1. Секунд тридцать послушал одного так называемого советского барда, Евгения Исааковича Клячкина. Имя значимое и говорящее, но всё же не как у мастера хоккея с мячом свердловчанина Николая Дуракова. Николай Александрович так и не сменил фамилию за всю свою долгую жизнь. Клячкин... Дураков... Это, конечно, чуточку лучше имени Иуды Искариота или Адольфа Гитлера, но тоже не сахар. И на смену имени должны иметься резоны, резоны должны быть осознаны, а у Клячкина и Дуракова на это, видимо, не было ни времени, ни, главное, ума. Менять фамилию? Зачем? Ведь так род Клячкиных и Дураковых прервётся! И настанет ай-яй-яй!
2. Так вот, у этого Исааковича голоса нет совсем, слуха тоже, гитара расстроена и периодически струны резонируют. Периодически потому, что он не слышит огрехов и с упорством, достойным лучшей судьбы, повторяет их. Или считает их нормальным звукоизвлечением. Что-то вроде другого исааковича — Александра Моисеевича Городницкого.

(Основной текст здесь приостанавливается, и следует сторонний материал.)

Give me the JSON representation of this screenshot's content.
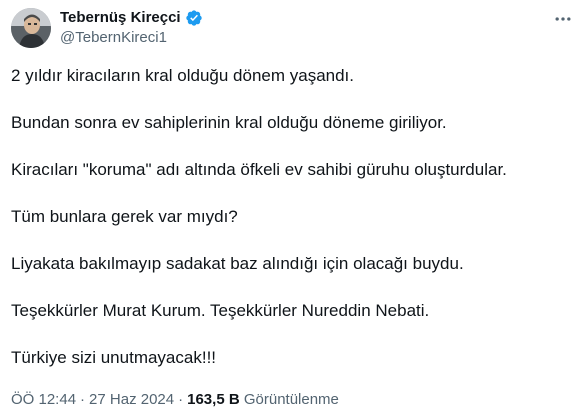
{
  "author": {
    "display_name": "Tebernüş Kireçci",
    "handle": "@TebernKireci1",
    "verified": true
  },
  "tweet": {
    "paragraphs": [
      "2 yıldır kiracıların kral olduğu dönem yaşandı.",
      "Bundan sonra ev sahiplerinin kral olduğu döneme giriliyor.",
      "Kiracıları \"koruma\" adı altında öfkeli ev sahibi güruhu oluşturdular.",
      "Tüm bunlara gerek var mıydı?",
      "Liyakata bakılmayıp sadakat baz alındığı için olacağı buydu.",
      "Teşekkürler Murat Kurum. Teşekkürler Nureddin Nebati.",
      "Türkiye sizi unutmayacak!!!"
    ]
  },
  "meta": {
    "time": "ÖÖ 12:44",
    "separator1": "·",
    "date": "27 Haz 2024",
    "separator2": "·",
    "views_count": "163,5 B",
    "views_label": "Görüntülenme"
  },
  "colors": {
    "text": "#0f1419",
    "secondary": "#536471",
    "verified_blue": "#1d9bf0"
  },
  "icons": {
    "verified": "verified-badge-icon",
    "more": "more-options-icon"
  }
}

Поэзия этой какафонизирующей тусовки — тоже «так называемая». Тому залогом примитивность содержания и простенькие мысли, если мысли вообще в ней присутствуют. А наличие мысли, идеи в поэзии обязательно. Без них встают и нависают тяжёлые, обескураживающие поэта, вопросы: «Ты что сказать-то хотел? Вот сейчас, когда ты всё это пропел, не объяснишь на словах? Ах, «просто»? «Настроение такое»? Ну-ну...»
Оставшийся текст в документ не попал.